【昔話】極楽もどり【あらすじ・ネタバレ】
むかしむかしあるところに、漬け物を漬けるのが上手なおばあさんが住んでいました。
おばあさんはおじいさんと死に別れ、一人暮らしをしているのですが、人に助けを借りるのが嫌いで、誰かがおばあさんの畑仕事を手伝おうとしても、おばあさんは1人でやると言って聞かなかった。
そんな頑固なおばあさんだったのですが、おいしいと評判の手作りの漬け物は村人たちに惜しげもなく分ける与える気立ての良さもあり、村人たちからはとても親しまれていました。
ある夏の日、おばあさんが畑で白瓜の収穫をしていると、どこからともなく不気味な男が現れました。
男は鐘を叩きながら「極楽往生、極楽往生…」と呟くと、ふっと煙のように姿を消してしまいました。
すると、おばあさんは突然その場に倒れ、そのまま息を引き取ってしまいました。
おばあさんは村人たちに大変慕われていたので、葬式にも多くの人が集まり、誰もが突然の死を哀しみました。
ところが、葬式の最中、棺桶からおばあさんの声が聞こえたかと思うと、突然おばあさんが棺桶から這い出してきました。

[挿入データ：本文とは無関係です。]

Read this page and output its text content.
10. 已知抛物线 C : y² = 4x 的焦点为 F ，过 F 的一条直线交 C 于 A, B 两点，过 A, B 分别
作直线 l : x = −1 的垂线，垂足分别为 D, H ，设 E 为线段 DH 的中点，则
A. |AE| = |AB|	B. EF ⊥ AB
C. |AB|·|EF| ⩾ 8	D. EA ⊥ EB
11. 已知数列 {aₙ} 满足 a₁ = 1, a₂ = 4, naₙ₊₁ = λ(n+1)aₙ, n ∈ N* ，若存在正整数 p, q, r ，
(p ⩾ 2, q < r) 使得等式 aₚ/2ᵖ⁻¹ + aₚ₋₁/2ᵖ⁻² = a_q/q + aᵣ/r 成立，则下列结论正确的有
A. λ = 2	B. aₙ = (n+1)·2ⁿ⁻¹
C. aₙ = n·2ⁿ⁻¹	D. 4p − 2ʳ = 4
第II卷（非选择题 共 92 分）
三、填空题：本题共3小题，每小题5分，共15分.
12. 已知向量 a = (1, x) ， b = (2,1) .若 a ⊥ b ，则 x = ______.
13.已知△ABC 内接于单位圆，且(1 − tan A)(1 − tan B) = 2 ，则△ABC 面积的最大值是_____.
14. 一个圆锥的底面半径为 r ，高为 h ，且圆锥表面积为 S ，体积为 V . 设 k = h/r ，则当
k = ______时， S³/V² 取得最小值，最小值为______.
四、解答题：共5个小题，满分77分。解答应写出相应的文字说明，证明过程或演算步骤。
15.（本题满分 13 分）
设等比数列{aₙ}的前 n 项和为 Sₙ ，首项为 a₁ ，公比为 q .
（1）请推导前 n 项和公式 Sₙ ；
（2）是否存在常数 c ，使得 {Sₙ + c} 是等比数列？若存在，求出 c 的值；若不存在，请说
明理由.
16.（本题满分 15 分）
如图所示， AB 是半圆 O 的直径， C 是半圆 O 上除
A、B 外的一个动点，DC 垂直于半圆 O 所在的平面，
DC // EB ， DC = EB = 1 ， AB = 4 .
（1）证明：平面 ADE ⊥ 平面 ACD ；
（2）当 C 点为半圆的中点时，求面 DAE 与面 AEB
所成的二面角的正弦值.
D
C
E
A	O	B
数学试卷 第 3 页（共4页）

何かに取り憑かれたと思った村人もいましたが、それは間違いなくおばあさんで、おばあさんは生き返ったのでした。
そこで、村人たちが何が起きていたのかとたずねると、おばあさんは、自分が体験したことを話し出しました。
おばあさんは、極楽の入口まで来たところで、何か忘れ物をしたような、そんな気持ちになりました。
頑固者のおばあさんは、思い出さないと気がすまないので、極楽へ続く橋の途中で立ち止まっていると、まだ白瓜を着けていないことを思い出して、急いで下界に下りて来たのだと言いました。
これを聞いた村人たちは、呆れるやら関心するやらで声が出ませんでしたが、おばあさんらしいとみんなで笑いました。